Of course, none of those aspirations will have practical meaning if, in the end, the institutions are not financially viable. But one of the lessons we all should have learned from the experiences of recent years is that it is important to make sure that the assessment of financial viability is based on good data and logic, and that expressions of financial insolvency are not used to rationalize the adoption of aggressive strategies that put the institution at even greater risk. In the end, all management decisions should be required to meet the test set forth by Chervenak and McCullough: Is the action under consideration consistent with the institution's mission, or is it being considered solely to increase the institution's revenue and profits? And if a particular decision is deemed necessary, how will it affect the lives of the individuals who work, learn, and receive care there? We should all be striving to make AHCs the kinds of institutions they must be if they are to remain viable teaching and learning institutions in the years ahead.

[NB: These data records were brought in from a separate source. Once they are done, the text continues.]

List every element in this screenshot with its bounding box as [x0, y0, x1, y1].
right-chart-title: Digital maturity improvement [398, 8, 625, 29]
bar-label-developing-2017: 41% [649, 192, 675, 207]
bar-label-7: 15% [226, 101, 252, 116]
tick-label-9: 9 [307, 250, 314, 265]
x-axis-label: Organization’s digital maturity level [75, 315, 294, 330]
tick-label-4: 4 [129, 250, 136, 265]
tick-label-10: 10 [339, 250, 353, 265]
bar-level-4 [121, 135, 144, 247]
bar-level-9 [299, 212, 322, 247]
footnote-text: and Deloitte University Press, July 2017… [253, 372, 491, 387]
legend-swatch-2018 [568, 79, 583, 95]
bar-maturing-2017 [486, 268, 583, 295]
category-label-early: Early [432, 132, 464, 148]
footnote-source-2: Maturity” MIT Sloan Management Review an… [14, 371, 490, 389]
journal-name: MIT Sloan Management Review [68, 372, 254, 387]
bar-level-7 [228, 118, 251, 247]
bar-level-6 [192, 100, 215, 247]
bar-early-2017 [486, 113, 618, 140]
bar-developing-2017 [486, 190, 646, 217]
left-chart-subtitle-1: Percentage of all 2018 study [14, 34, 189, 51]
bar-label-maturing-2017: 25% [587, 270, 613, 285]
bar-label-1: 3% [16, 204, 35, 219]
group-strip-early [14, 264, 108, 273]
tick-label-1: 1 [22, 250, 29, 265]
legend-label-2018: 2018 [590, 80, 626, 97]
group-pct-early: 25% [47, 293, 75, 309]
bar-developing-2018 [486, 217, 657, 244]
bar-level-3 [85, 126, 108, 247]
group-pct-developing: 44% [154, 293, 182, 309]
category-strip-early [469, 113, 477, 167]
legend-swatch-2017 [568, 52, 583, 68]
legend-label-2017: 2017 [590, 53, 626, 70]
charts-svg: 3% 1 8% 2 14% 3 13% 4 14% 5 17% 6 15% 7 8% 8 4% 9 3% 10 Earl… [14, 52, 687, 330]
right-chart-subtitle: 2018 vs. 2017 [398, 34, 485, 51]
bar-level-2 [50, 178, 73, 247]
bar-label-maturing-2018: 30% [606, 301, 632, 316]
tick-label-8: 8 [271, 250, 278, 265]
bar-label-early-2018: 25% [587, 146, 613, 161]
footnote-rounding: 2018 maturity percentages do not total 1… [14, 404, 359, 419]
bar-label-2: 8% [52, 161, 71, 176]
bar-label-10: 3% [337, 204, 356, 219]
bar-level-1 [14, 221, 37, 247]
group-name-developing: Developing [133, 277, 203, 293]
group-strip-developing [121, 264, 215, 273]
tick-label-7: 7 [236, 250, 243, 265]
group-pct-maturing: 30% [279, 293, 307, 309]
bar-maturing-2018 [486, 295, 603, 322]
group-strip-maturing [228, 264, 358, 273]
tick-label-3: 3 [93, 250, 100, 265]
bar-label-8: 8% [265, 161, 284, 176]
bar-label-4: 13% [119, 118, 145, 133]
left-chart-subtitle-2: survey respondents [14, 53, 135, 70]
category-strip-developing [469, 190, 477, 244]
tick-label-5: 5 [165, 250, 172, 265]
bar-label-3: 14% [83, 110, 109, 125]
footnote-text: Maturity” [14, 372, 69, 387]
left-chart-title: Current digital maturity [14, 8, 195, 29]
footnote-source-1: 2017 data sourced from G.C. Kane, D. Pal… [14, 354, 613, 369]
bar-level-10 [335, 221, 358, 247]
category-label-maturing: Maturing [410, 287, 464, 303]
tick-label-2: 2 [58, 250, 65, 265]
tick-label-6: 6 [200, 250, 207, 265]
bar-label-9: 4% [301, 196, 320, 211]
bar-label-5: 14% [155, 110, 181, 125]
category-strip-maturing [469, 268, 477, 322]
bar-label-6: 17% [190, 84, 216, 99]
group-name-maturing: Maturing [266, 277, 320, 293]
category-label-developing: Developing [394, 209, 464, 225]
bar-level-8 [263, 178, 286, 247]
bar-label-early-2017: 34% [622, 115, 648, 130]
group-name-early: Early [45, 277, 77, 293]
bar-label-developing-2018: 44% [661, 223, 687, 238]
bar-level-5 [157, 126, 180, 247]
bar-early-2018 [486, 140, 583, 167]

On a day-to-day basis, everyone is likely to benefit if institutional leaders follow the recommendations set forth by Tom Inui in the impressive report he wrote at the end of his time as a Petersdorf Scholar-in-Residence at the Association of American Medical Colleges (AAMC).9 And in keeping with Tom's call to action, can anyone seriously doubt that everyone involved will not benefit from striving to make AHCs the kind of institutions envisioned by Roger Bulger and others?
Michael E. Whitcomb, MD
1.Pardes H. The perilous state of academic medicine. JAMA. 2000;283:2427–8.
2.Fein R. The academic health center: some policy reflections. JAMA. 2000;283:2436–7.
3.DeAngelis CD. The plight of academic health centers. JAMA. 2000;283:2438–9.
4.Kastor JA. Mergers of Teaching Hospitals in Boston, New York, and Northern California. Ann Arbor, MI: University of Michigan Press, 2001.
5.Mallon WT. The alchemists: a case study of a failed merger in academic medicine. Acad Med. 2003;78:1090–104.
6.Commonwealth Fund. Envisioning the Future of Academic Health Centers. New York, NY: The Commonwealth Fund, 2003.
7.Institute of Medicine. Academic Health Centers: Leading Change in the 21st Century. Washington, DC: National Academies Press, 2003.
8.Bulger RJ. The quest for the therapeutic organization. JAMA. 2000;283:2431–3.
9.Inui T. A Flag in the Wind: Education for Professionalism in Medicine. Washington, DC: Association of American Medical Colleges, 2003.